SOURCE: Elizabeth Preston Allan, The Life and Letters of Margaret Junkin Preston, p. 189-91

Tuesday, June 16, 2015

Diary of Margaret Junkin Preston: Saturday Morning, June 11, 1864

Last night all our alarm was again aroused by a courier arriving with the news that the enemy had turned suddenly back, and were in full force at Brownsburg, and that McCausland was retreating with his 1400 men before him. This was soon confirmed by the arrival of brother Eben and Mr. W. again fleeing. The enemy's column entered Brownsburg as they left; they stayed long enough to hear the musketry of the skirmishers; this return was so sudden that they had barely time to escape. Some of the Institute professors were here to tea; all had to depart at once, when Mr. P. came in saying that he had just read a dispatch from McC. saying that he would be here in two hours, and that the enemy was at Cedar Grove, eight miles from this. Sure enough, in less than two hours, McC's men were at Cameron's farm. Mr. P. and two of the officers rode out to see McC. — did not get back till three in the morning; we sitting up till then. Indeed we did not go to bed at all; only threw ourselves down for an hour or so. The cadets have been under arms all night; have not yet moved. Resistance was at first spoken of; but there are only three of the Institute cannon brought back, and McC. has found to his cost that it is in vain to offer opposition with such a mere handful as could be brought together, to the ten thousand who are approaching. So certain did we feel yesterday that the danger was for the time over, that Mr. P. had his stock all brought back from the mountains, and I had “unhid” as George says, our silver. At once Uncle Young [a trusted servant] was dispatched with the carriage horses to Overseer Clark, and he was ordered to proceed at daylight to the mountains. A courier came in at ten o'clock P. M. saying that another force was advancing by way of Kerr's Creek; whereupon E. and the gentlemen from Brownsburg, one a wounded Lt., mounted and decamped. If the enemy advances on Lexington this morning, McC. will most probably burn our bridge, and retreat, the Cadets with him, on the Lynchburg road. Mr. P. goes with the Cadets. They only arrived from Richmond night before last.

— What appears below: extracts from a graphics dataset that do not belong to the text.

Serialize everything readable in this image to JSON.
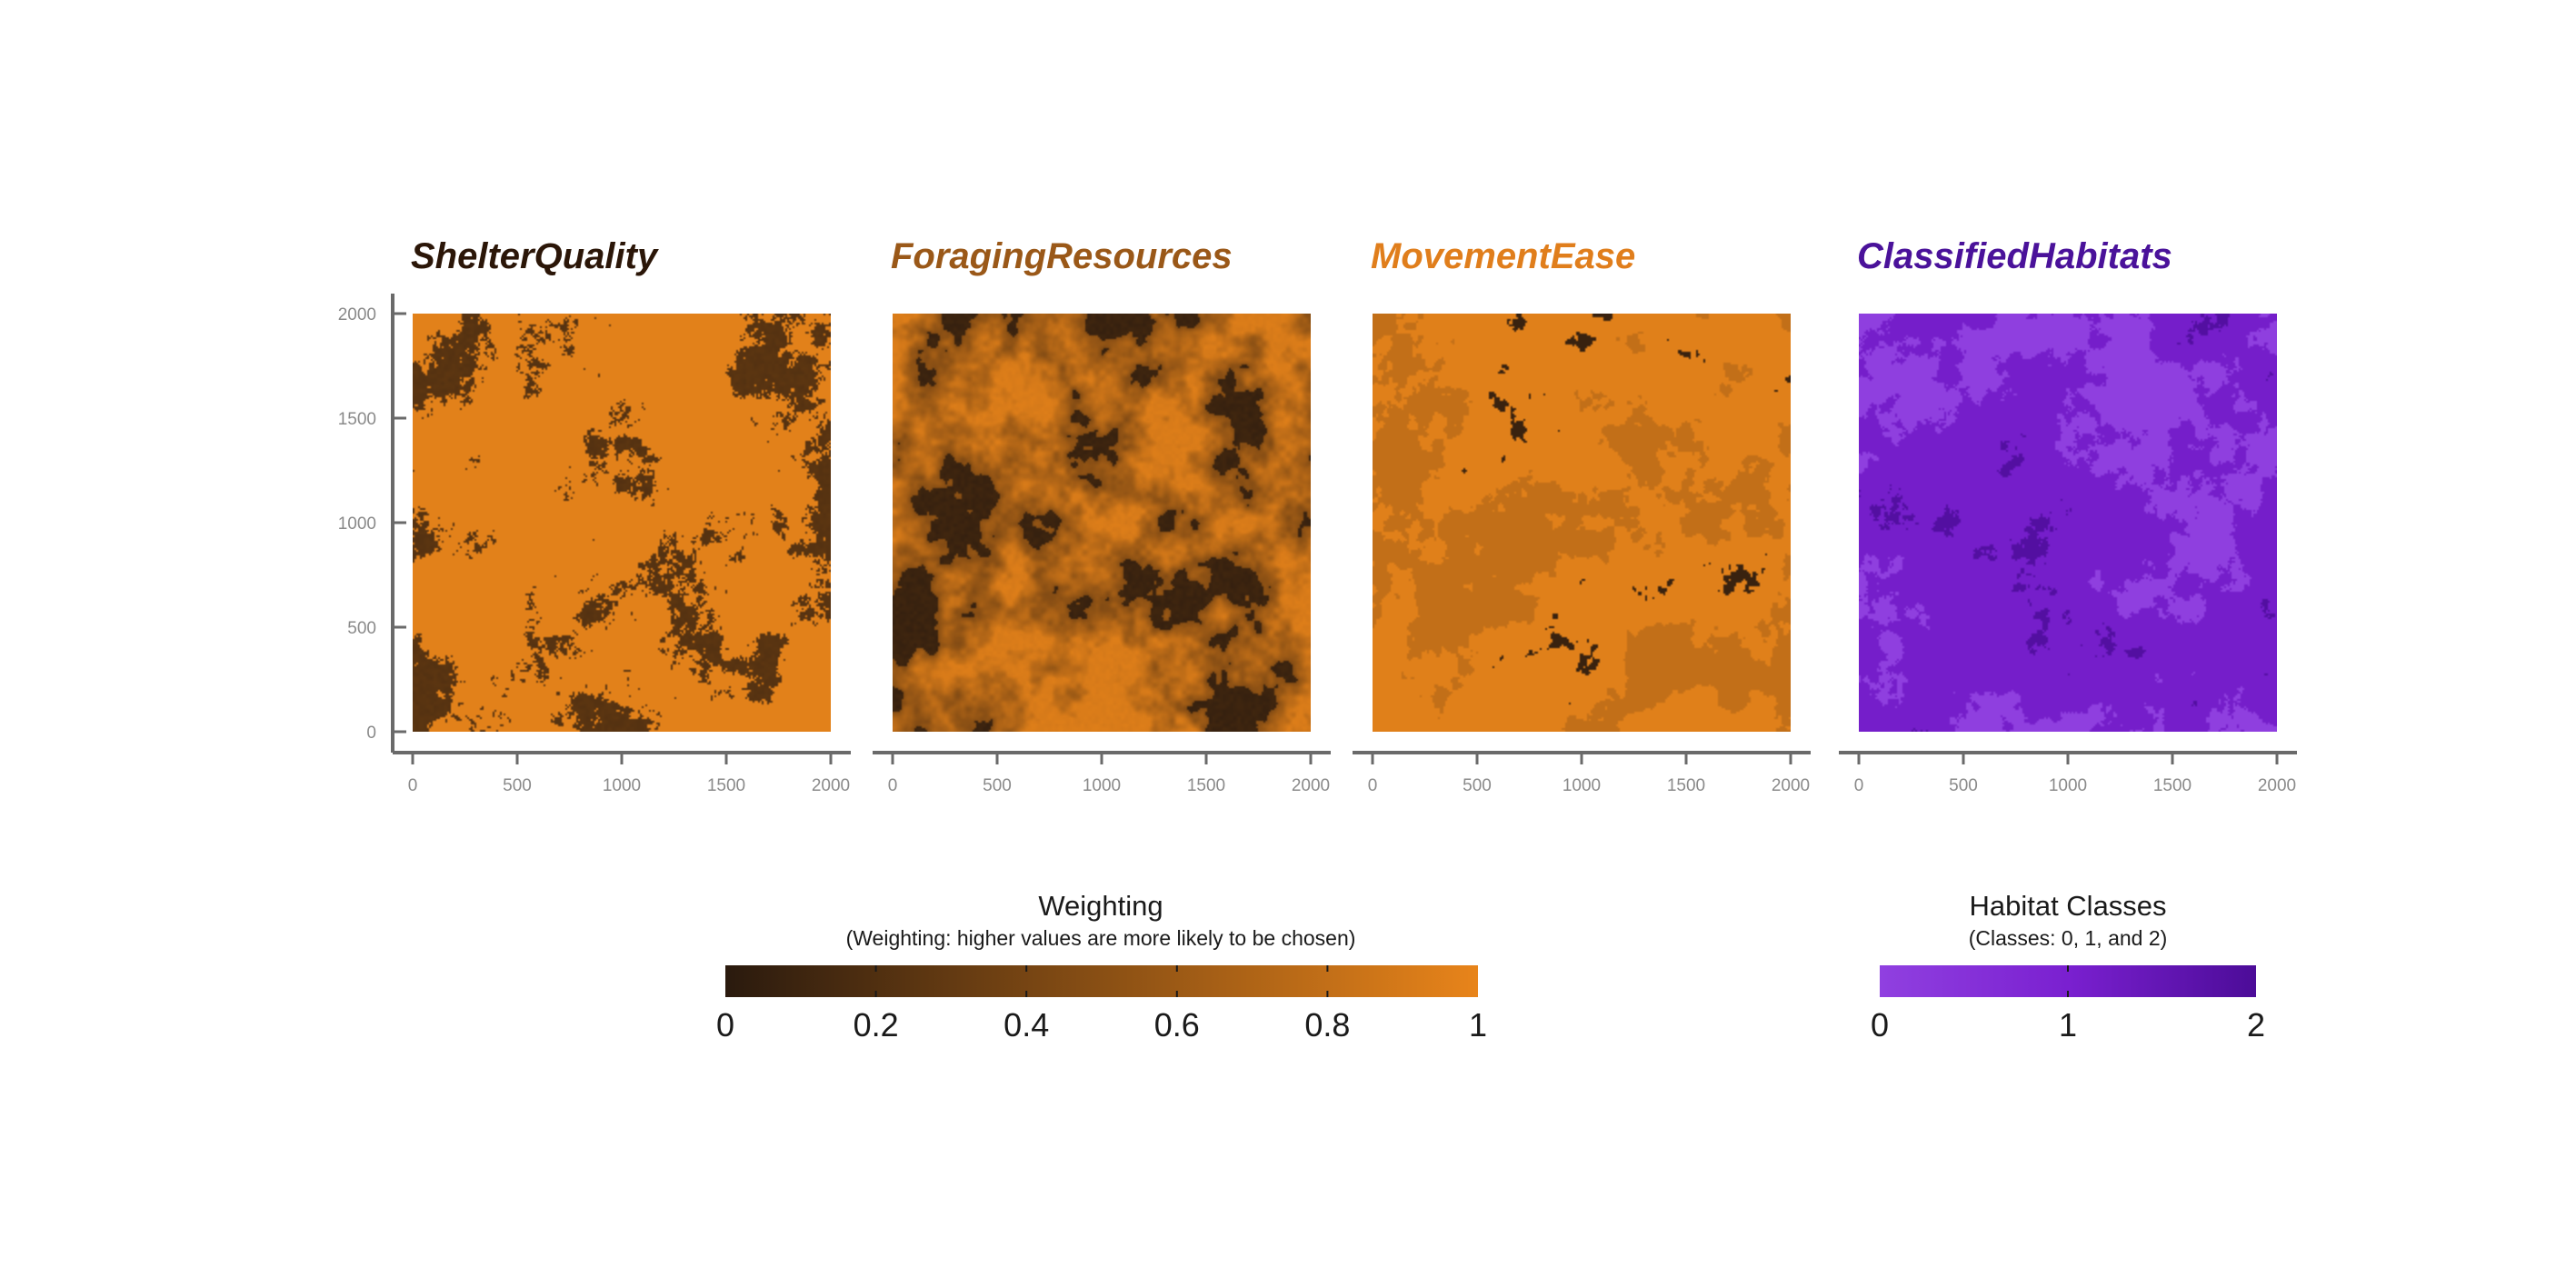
{
  "chart_data": {
    "type": "heatmap",
    "panels": [
      {
        "title": "ShelterQuality",
        "title_color": "#2b1608",
        "colormap": "weighting",
        "style": "shelter",
        "xlim": [
          0,
          2000
        ],
        "ylim": [
          0,
          2000
        ],
        "xticks": [
          0,
          500,
          1000,
          1500,
          2000
        ],
        "yticks": [
          0,
          500,
          1000,
          1500,
          2000
        ]
      },
      {
        "title": "ForagingResources",
        "title_color": "#9a5818",
        "colormap": "weighting",
        "style": "foraging",
        "xlim": [
          0,
          2000
        ],
        "ylim": [
          0,
          2000
        ],
        "xticks": [
          0,
          500,
          1000,
          1500,
          2000
        ]
      },
      {
        "title": "MovementEase",
        "title_color": "#e07e1c",
        "colormap": "weighting",
        "style": "movement",
        "xlim": [
          0,
          2000
        ],
        "ylim": [
          0,
          2000
        ],
        "xticks": [
          0,
          500,
          1000,
          1500,
          2000
        ]
      },
      {
        "title": "ClassifiedHabitats",
        "title_color": "#4a129a",
        "colormap": "habitat",
        "style": "habitat",
        "xlim": [
          0,
          2000
        ],
        "ylim": [
          0,
          2000
        ],
        "xticks": [
          0,
          500,
          1000,
          1500,
          2000
        ]
      }
    ],
    "colorbars": [
      {
        "id": "weighting",
        "title": "Weighting",
        "subtitle": "(Weighting: higher values are more likely to be chosen)",
        "range": [
          0,
          1
        ],
        "ticks": [
          0,
          0.2,
          0.4,
          0.6,
          0.8,
          1
        ],
        "tick_labels": [
          "0",
          "0.2",
          "0.4",
          "0.6",
          "0.8",
          "1"
        ],
        "colors": [
          "#2a1a0e",
          "#e8841a"
        ]
      },
      {
        "id": "habitat",
        "title": "Habitat Classes",
        "subtitle": "(Classes: 0, 1, and 2)",
        "range": [
          0,
          2
        ],
        "ticks": [
          0,
          1,
          2
        ],
        "tick_labels": [
          "0",
          "1",
          "2"
        ],
        "colors": [
          "#9040e0",
          "#7a20d0",
          "#4c0c98"
        ]
      }
    ]
  }
}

SOURCE: Elizabeth Preston Allan, The Life and Letters of Margaret Junkin Preston, p. 187-8

Friday, June 12, 2015

Diary of Margaret Junkin Preston: June 8, 1864

I must continue to make some notes, as I have opportunity.  . . . Listened all night for the knock of the courier who was to return to Mr. P. bringing tidings from McCausland; but he did not come till morning. McC. says he will dispute the whole way with the enemy.  . . . A cadet, who will probably die, is to be removed to our house from the V. M. I. hospital this morning. I am about to have the library carpet lifted, and the room prepared for him; he is too ill to be taken upstairs. Mr. P.'s overseer was to drive the cattle off from the farm at daylight. We wait the unfolding of events. I would that my father and J. knew the situation in which I find myself to-day. I wonder if they wouldn't pray for the defeat of those who are coming against us! Mr. P. talks of going to join McC. He can't stay here; but with McC. he could only go into the ranks, and he holds a Lt. Col.'s commission. I pray he may not go; for what can that handful of men do? They may harass a little, but are too small a force to make a stand, without the prospect of being cut to pieces.